Where you stand on that issue, particularly in the current political climate of Hellworld 2017, I cannot predict. For me, it is a good message for the modern era, and a direct factor in increasing my enjoyment of the game. The plot reinforces this throughout, only subverting it in the most specific cases where it can surprise, entertain, and revolt. It’s a work of art.
Wolfenstein II is a collection of perfected game elements built on an only slightly unsteady base. Don’t let that worry you, but maybe turn the difficulty down if you are having a hard time.

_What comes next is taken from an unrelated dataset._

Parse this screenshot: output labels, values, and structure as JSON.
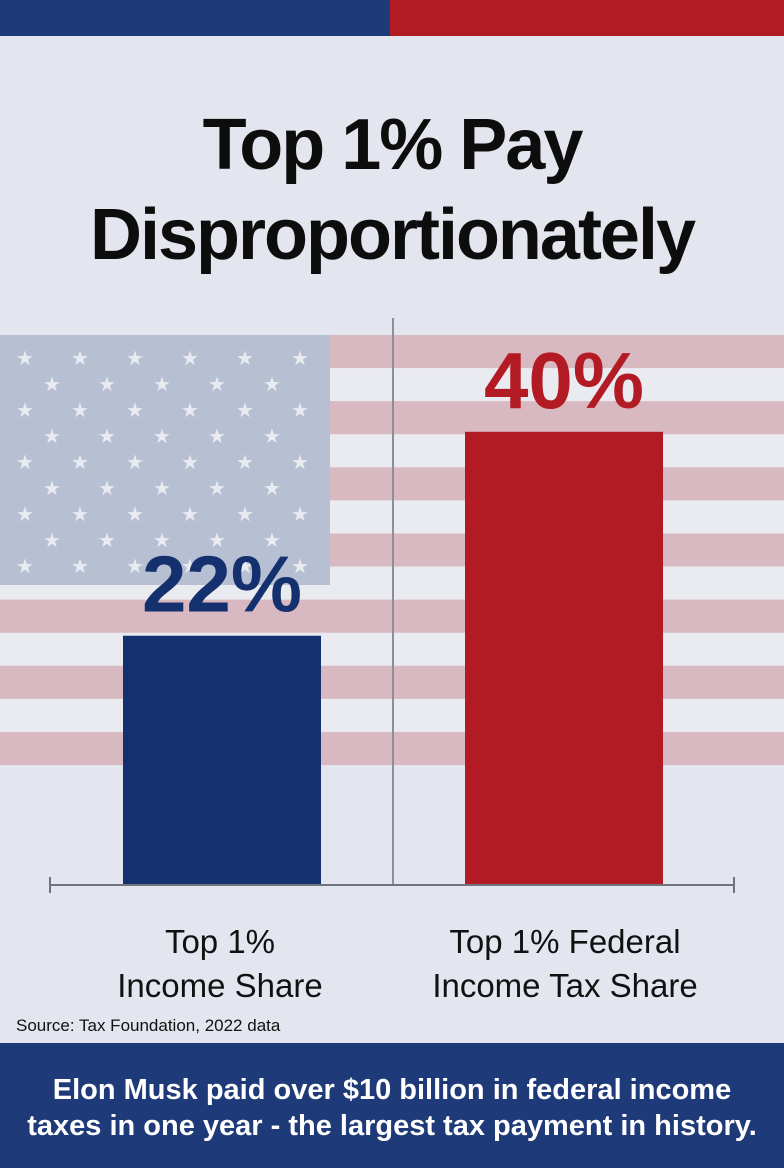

There is more that I have not fully explored, a series of side missions that reuse maps in odd ways, showing MachineGames have the intelligence to not overfill their main offering, but to give you a new perspective on it should replayability be a key selling point for you. I am also yet to entertain a whole other timeline, which changes the plot, further examines important characters, and hands you a new gun. It’s another flavour that should complement what is already an incredible meal.
Wolfenstein 2: The New Colossus
If you want a good shooter, play Wolfenstein II. If you want an incredible single-player story, play Wolfenstein II. Quite how MachineGames will ever top this, I do not know.